Siria sporge il sedere all’aria, verso l’alto. Il volto affonda nel cuscino, gli occhi ora sono chiusi. La velocità con cui muove la mano che impugna il fallo di gomma aumenta di colpo. Non mi guarda più adesso però sa che i miei occhi sono inchiodati sul suo culo. Ne posso sentire l’odore. Un misto di piacere e sudore che mi si insedia nel naso.

Il mio sesso pulsa. Ma non ho tempo per dedicarmi a lui. Rimango immobile e tutto il flusso delle mie forze passa attraverso gli occhi. Inchiodati su Siria, sul suo culo, quasi come se potessi penetrarlo, fotterlo, con gli occhi. I suoi gemiti aumentano. Il riflesso dell’umidità dei suoi umori è biancastro Sul suo sesso una patina opaca di secrezioni.

Potessi alzarmi da questa sedia intingerei un dito in quel succo come si fa su una torta ricoperta di panna montata e farei schioccare la lingua richiudendo le labbra sul dito inzuppato per godermi il suo sapore in bocca.

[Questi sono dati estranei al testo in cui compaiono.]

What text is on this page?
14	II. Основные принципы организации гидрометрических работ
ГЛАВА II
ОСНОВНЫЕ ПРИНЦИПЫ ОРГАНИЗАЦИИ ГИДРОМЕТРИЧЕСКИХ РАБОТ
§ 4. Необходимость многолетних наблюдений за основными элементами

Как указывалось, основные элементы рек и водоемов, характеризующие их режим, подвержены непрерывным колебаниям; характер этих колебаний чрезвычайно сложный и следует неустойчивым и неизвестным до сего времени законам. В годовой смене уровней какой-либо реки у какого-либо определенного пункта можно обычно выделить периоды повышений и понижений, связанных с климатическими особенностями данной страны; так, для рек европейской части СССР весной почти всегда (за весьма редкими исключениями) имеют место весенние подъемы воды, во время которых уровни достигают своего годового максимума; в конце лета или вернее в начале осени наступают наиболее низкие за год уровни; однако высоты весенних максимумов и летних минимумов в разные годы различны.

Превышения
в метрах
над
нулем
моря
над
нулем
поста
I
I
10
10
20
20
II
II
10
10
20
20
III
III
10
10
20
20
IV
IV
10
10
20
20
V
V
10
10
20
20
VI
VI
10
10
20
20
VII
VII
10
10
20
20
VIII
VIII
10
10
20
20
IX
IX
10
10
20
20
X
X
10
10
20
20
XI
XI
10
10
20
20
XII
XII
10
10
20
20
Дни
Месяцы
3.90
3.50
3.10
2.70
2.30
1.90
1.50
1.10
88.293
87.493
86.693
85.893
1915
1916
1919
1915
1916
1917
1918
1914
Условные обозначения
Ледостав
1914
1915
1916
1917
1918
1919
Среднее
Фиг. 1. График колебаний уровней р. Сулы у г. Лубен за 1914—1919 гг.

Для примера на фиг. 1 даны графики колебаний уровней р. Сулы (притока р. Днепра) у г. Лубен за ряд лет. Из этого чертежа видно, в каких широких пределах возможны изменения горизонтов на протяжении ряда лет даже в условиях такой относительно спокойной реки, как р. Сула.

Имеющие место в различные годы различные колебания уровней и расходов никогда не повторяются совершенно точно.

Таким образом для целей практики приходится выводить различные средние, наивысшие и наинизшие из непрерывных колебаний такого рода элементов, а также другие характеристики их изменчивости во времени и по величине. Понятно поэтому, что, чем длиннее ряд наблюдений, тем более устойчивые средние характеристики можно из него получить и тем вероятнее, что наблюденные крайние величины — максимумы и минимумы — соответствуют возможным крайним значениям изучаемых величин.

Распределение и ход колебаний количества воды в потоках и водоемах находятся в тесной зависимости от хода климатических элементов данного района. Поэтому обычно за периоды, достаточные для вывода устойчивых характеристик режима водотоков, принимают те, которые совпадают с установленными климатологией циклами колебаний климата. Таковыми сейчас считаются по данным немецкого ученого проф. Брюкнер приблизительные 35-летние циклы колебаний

Non lo faccio. Poi vorrei altro, vorrei tutto, vorrei potermi dissetare con i suoi liquidi.

Sborra Siria. Siria sborra. Mai un termine così volgare e maschile è stato tanto nobilitato. Non l’ho mai pensato per le mie eiaculazioni solitarie, no, ma per gli orgasmi di Siria è perfetto, è esplicativo, è la perfezione, è poetico.

Poi silenzio, immobilità impregnata del suo odore. “Ti faccio vedere le nuove foto?”, dice ancora nuda, “Sto lavorando a delle post produzioni”.